Similarly, Busta Rhymes, whose failure to implicate best weed carrier evar Tony Yayo in the killing of his bag handler was the crux of last night's segment, didn't have nearly as much of a problem pointing the finger when one of his babies mothers went ape shit on his car and then tried to pull some of the dreads out of his hair. (Though, as I noted at the time, a case can be made that snitching on women doesn't really count.)

Busta Police Report 1

Busta Police Report 2

In fact, does it strike anyone else as odd that 60 Minutes would run a segment on rappers who refuse to cooperate with the police featuring two rappers who are on the record as having cooperated with police? Did they not even bother to check one way or the other? I realize both Mike Wallace and Ed Bradley are dead as doornails, and Anderson Cooper is more of a secretly teh ghey trust fund baby with a death wish than an according to Hoyle journalist, but stil.

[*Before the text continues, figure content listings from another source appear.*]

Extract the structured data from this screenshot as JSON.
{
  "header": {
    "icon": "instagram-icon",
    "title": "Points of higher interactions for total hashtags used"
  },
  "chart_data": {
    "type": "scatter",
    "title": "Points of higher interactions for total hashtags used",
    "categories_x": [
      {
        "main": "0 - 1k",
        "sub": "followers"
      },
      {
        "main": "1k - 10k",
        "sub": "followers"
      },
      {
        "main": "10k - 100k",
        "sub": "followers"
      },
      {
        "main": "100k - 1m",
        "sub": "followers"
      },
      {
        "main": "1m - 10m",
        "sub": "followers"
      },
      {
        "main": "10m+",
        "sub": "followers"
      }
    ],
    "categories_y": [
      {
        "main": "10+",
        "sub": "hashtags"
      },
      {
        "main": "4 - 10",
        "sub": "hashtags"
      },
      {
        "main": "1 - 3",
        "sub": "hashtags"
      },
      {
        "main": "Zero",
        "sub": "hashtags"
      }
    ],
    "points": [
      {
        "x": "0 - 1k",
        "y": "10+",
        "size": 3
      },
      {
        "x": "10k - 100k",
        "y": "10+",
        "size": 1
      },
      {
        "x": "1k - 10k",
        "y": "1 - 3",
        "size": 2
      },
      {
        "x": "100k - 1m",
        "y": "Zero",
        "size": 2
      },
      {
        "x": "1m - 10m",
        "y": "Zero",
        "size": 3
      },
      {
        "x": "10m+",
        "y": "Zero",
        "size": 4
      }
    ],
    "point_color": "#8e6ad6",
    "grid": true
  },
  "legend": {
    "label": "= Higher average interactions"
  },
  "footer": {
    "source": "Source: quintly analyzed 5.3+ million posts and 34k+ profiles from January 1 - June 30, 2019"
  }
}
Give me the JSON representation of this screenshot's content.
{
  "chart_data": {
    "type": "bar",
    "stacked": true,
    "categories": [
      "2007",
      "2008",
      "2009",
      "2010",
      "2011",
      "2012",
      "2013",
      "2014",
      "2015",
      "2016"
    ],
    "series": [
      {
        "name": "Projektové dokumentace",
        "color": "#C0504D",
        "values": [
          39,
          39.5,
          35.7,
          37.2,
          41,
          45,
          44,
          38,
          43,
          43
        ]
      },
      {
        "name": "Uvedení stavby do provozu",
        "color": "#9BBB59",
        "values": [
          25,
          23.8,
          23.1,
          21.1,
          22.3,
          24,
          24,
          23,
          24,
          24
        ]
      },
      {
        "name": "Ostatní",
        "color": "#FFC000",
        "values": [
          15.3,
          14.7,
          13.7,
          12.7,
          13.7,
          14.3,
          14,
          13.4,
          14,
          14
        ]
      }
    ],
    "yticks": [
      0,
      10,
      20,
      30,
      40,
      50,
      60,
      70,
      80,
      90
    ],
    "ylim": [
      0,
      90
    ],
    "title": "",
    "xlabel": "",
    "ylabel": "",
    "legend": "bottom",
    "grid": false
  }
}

If anything, last night's episode just goes to show that a) that movie The Insider was right - 60 Minutes has no credibility as a news organization (unlike, say, Bol's Saturday Night Workout), and b) rappers are full of shit. When it comes down to it, these d-bags will say pretty much anything, if they think it might make them a dollar. What hip-hop needs is real journalists who are willing and capable of pointing out such bullshit.